A key economic data point – US nonfarm payrolls data is about to be released on Friday this week, which is widely expected to influence Fed interest rates. Weaker jobs data WOULD signal economic slowing and could increase expectations of a Fed rate cut later this year.

Fed rate cut probability. Source: FedWatchTool
On the geopolitical front, along with the awaited confirmation of the U.S.-Venezuela situation, the long-running diplomatic dispute between China and Japan intensified. Beijing has launched an anti-dumping investigation and export restrictions on Japan. This has weakened the “risk-on” sentiment required for digital assets to rally.
Macroeconomic uncertainty and geopolitical tensions are increasing downside risk for Bitcoin in the short term. Since the beginning of this week, the broader crypto market has tracked lower along with traditional assets. These crucial events are competing for market attention, keeping traders cautious and rangebound.
Institutional & On-Chain Context
Bitcoin institutional products are also experiencing intense pressure amid the current high volatility. After bitcoin posted one of its worst Q4s since 2017, the pressure has shifted to spot Bitcoin exchange-traded funds (ETFs), which could significantly impact Bitcoin price prediction. Bitcoin ETFs are adding short-term selling pressure, as December 2025 saw net outflows of over $1 billion.
This selling has continued into the new year as well. While the first two sessions in Bitcoin ETFs saw strong demand, recording $1.168 billion in inflows, the last three sessions saw an outflow of $1.12, leaving the total net flow slightly positive.

Source: Coinglass
ETF outflows force authorized participants to sell physical Bitcoin, directly increasing short-term downside pressure. This could directly impact downward price movements. However, the movement is not completely bearish, and inflows could stabilize in the coming weeks as the market conditions improve.
Can Bitcoin Price Prediction Hold Above $90,000 Support?
On the daily chart, Bitcoin is consolidating around the $90,000 support level after being rejected at the $94,000 swing high last week. The psychological support at $90,000 is being flirted with, but has been successfully reclaimed after a slight dip.
The Relative Strength Index (RSI) is hovering just above the 50 level, signaling that buyers and sellers are fighting to take control. Meanwhile, the MACD histogram has sustained bullish sentiments, printing green candles above the zero line.

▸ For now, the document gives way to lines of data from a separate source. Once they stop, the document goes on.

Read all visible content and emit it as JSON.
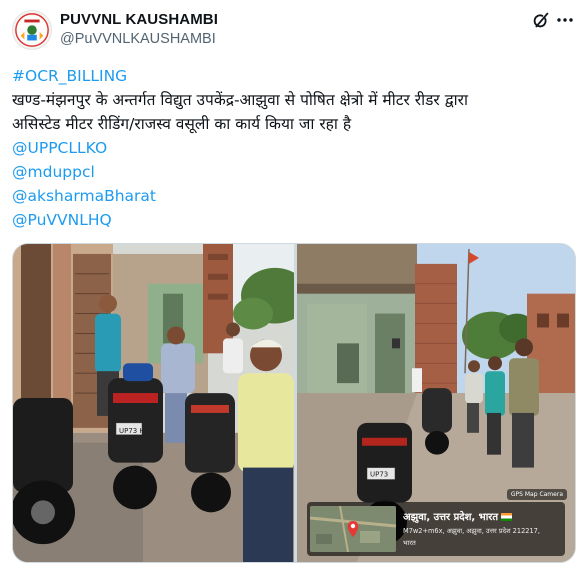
{
  "account": {
    "name": "PUVVNL KAUSHAMBI",
    "handle": "@PuVVNLKAUSHAMBI",
    "avatar_icon": "logo-avatar"
  },
  "header_icons": {
    "grok": "grok-icon",
    "more": "more-options-icon"
  },
  "tweet": {
    "hashtag": "#OCR_BILLING",
    "line1": "खण्ड-मंझनपुर के अन्तर्गत विद्युत उपकेंद्र-आझुवा से पोषित क्षेत्रो में मीटर रीडर द्वारा",
    "line2": "असिस्टेड मीटर रीडिंग/राजस्व वसूली का कार्य किया जा रहा है",
    "mentions": [
      "@UPPCLLKO",
      "@mduppcl",
      "@aksharmaBharat",
      "@PuVVNLHQ"
    ]
  },
  "media": {
    "gps": {
      "badge": "GPS Map Camera",
      "location": "अझुवा, उत्तर प्रदेश, भारत",
      "address": "M7w2+m6x, अझुवा, अझुवा, उत्तर प्रदेश 212217,",
      "country": "भारत"
    },
    "bike_plates": [
      "UP73 H",
      "UP73"
    ]
  },
  "colors": {
    "link": "#1d9bf0",
    "text": "#0f1419",
    "muted": "#536471",
    "border": "#cfd9de"
  }
}
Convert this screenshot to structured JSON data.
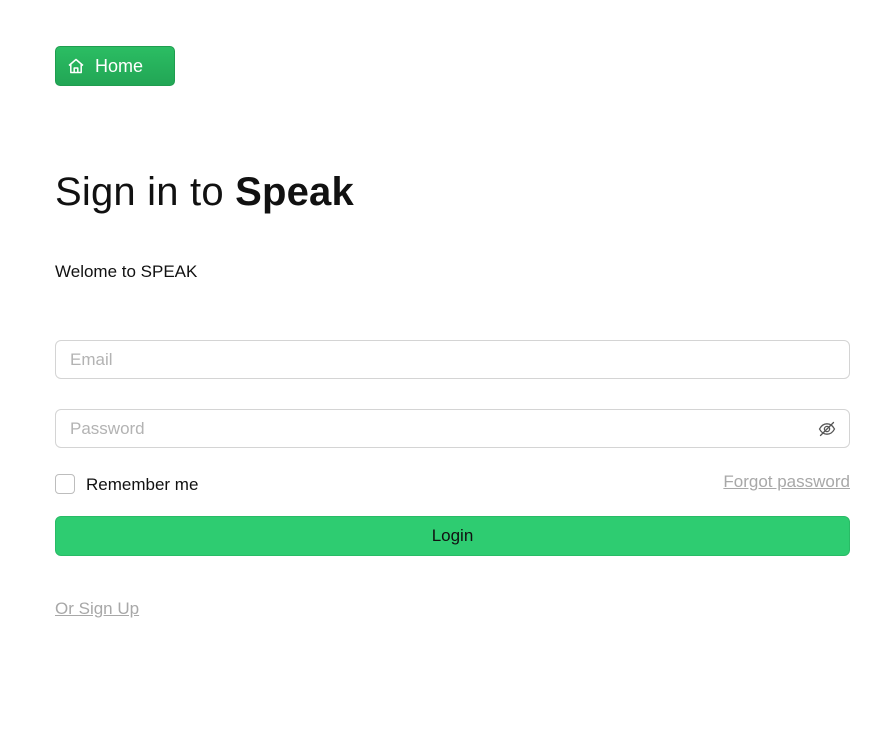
{
  "home_button": {
    "label": "Home",
    "icon": "home-icon"
  },
  "heading": {
    "prefix": "Sign in to ",
    "brand": "Speak"
  },
  "welcome_text": "Welome to SPEAK",
  "form": {
    "email": {
      "placeholder": "Email",
      "value": ""
    },
    "password": {
      "placeholder": "Password",
      "value": "",
      "toggle_icon": "eye-off-icon"
    },
    "remember_me": {
      "label": "Remember me",
      "checked": false
    },
    "forgot_password_label": "Forgot password",
    "login_label": "Login"
  },
  "signup_link_label": "Or Sign Up",
  "colors": {
    "primary_green": "#2ecc71",
    "home_green": "#27ae60",
    "muted_link": "#a8a8a8",
    "border": "#d4d4d4"
  }
}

Bitcoin Price Chart. Image Courtesy: TradingView
On Thursday’s dip, the 50-day moving average served as strong support for the price and will be a crucial level to watch in the coming days. Shorter moving averages of 10 and 20 days will also be crucial for maintaining momentum in Bitcoin’s price.
However, the major technical significance depends upon the $90,000 support level. If the current trend fails to sustain above this level, the next dance floor is down at $86,500, or if bear pressure intensifies, it could drop to $84,500, a major support level. For now, the momentum is neutral, with bulls trying to regain ground, while traders wait on the sidelines for a proper reversal cue.